Лейтенант Вредный невзначай высказал правду о человеке, который занимал такой высокий пост. И кому высказал? Тем, кого он презирал и с кем раньше разговаривал, как с пещерными жителями. В груди у меня все дрожало от клокочущего смеха. Нужно было взнуздать самого себя, чтобы не расхохотаться громко и весело. Сдержанно улыбались матросы. Невероятным усилием воли я старался быть серьезным и, глядя в глаза начальника, сказал:
— Спасибо вам, ваше благородие, что разъяснили нам. А мы тут без вас были в восторге от автора. Считали его прямо философом…
Один матрос перебил меня:
— Вы почаще так беседуйте с нами, ваше благородие.
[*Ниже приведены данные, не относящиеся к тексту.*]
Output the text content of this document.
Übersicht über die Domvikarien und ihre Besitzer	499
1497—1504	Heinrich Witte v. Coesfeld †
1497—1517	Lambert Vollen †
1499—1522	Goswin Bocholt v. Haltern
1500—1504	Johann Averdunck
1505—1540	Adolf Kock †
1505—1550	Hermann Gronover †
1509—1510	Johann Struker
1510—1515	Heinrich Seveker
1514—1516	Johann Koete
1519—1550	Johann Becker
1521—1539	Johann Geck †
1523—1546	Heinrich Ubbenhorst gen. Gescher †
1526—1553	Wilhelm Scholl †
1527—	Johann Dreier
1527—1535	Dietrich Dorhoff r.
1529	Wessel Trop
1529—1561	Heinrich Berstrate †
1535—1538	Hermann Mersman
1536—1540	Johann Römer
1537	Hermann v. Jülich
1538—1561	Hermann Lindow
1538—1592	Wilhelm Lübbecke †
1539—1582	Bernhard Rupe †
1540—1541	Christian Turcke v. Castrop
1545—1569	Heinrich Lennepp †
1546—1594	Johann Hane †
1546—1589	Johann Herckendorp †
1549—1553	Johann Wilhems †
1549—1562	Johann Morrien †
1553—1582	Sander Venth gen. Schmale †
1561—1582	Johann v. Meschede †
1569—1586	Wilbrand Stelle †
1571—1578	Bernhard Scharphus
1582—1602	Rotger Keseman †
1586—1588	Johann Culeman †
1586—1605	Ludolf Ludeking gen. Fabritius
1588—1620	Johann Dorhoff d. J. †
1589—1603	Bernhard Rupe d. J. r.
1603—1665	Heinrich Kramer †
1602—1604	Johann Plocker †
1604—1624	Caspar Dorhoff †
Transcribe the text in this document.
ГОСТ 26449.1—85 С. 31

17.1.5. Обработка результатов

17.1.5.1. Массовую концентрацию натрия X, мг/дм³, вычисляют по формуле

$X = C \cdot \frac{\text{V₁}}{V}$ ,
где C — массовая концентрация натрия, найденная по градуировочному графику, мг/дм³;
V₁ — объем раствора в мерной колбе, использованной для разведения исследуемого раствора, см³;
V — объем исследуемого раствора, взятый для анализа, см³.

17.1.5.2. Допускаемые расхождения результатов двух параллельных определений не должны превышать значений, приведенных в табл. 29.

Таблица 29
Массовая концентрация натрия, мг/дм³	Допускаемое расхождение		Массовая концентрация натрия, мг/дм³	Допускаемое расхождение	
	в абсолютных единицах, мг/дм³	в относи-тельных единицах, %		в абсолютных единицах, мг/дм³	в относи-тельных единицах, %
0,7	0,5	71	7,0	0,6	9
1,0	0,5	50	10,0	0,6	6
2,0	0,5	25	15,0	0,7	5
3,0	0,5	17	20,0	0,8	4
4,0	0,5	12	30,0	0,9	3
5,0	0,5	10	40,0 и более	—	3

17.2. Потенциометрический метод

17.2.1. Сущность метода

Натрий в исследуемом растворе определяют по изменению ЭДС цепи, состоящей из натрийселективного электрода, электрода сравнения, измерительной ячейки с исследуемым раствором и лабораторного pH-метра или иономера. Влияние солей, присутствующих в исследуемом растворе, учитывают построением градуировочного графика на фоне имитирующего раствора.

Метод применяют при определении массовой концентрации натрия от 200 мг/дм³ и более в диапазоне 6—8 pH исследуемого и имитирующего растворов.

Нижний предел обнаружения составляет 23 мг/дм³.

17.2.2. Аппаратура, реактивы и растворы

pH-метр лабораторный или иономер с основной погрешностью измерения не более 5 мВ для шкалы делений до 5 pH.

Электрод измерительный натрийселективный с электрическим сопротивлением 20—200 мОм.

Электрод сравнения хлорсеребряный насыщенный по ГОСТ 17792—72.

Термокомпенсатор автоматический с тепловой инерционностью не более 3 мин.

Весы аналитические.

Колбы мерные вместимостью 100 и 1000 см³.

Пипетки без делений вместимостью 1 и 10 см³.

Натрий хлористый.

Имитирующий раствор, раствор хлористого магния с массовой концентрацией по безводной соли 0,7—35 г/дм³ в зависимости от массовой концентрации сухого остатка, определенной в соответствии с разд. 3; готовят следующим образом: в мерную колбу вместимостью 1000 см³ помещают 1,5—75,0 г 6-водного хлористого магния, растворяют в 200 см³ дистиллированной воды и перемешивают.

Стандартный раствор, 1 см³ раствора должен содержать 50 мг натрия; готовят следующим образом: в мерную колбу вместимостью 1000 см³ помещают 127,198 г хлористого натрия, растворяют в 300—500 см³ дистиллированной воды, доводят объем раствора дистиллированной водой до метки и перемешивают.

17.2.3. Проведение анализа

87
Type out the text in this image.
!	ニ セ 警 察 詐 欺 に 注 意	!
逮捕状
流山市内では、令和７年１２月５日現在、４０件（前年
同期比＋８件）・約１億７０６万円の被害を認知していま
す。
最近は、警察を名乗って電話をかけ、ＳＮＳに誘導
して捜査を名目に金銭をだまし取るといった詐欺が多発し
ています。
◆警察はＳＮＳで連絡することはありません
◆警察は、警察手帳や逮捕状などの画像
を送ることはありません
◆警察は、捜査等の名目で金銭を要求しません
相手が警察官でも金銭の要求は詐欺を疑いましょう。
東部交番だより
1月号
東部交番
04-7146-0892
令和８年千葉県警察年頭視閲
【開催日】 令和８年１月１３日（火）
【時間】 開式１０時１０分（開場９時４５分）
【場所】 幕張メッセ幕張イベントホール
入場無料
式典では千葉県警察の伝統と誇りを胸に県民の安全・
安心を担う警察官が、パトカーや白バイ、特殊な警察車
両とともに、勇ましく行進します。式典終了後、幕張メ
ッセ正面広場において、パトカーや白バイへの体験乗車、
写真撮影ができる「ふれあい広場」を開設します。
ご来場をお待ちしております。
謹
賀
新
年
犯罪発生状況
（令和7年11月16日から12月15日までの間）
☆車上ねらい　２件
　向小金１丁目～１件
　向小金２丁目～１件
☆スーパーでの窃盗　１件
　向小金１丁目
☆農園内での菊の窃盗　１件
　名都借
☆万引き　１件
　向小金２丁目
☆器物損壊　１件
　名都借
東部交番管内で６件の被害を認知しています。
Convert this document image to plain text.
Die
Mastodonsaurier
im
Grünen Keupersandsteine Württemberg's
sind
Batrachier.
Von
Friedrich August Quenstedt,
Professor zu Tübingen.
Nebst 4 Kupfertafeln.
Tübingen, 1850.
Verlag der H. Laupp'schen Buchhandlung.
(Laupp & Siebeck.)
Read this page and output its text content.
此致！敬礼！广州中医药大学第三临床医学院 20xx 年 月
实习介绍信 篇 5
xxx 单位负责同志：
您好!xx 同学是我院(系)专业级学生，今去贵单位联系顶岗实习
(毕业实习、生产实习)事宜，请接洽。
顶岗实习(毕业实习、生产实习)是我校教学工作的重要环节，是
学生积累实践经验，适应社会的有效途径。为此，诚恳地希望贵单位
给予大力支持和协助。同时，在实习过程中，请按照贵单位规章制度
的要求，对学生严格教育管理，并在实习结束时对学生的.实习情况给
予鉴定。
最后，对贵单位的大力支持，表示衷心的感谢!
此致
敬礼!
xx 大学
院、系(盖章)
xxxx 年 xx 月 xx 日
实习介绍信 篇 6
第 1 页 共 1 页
— Хорошо, братцы, хорошо, — удовлетворенно закивал головой лейтенант.
— Мы думали, что его превосходительство вице-адмирал Бирилев и вправду умный человек.
— А при чем тут Бирилев? — спросил лейтенант, сделавшись вдруг строгим.
— Да ведь это он написал такую глупость.
Лейтенант побледнел. Из-под козырька пробкового шлема он несколько секунд смотрел то на меня, то на других матросов, не зная, как ему выйти из скандального положения. В напряженной тишине кто-то кашлянул, кто-то громко высморкался. Лейтенант выхватил из моих рук газету, наскоро заглянул в нее и бросил на палубу. Уходя к корме, он произнес лишь одно слово:
— Хамье!
Мы нисколько не обиделись на это — настолько нам было весело.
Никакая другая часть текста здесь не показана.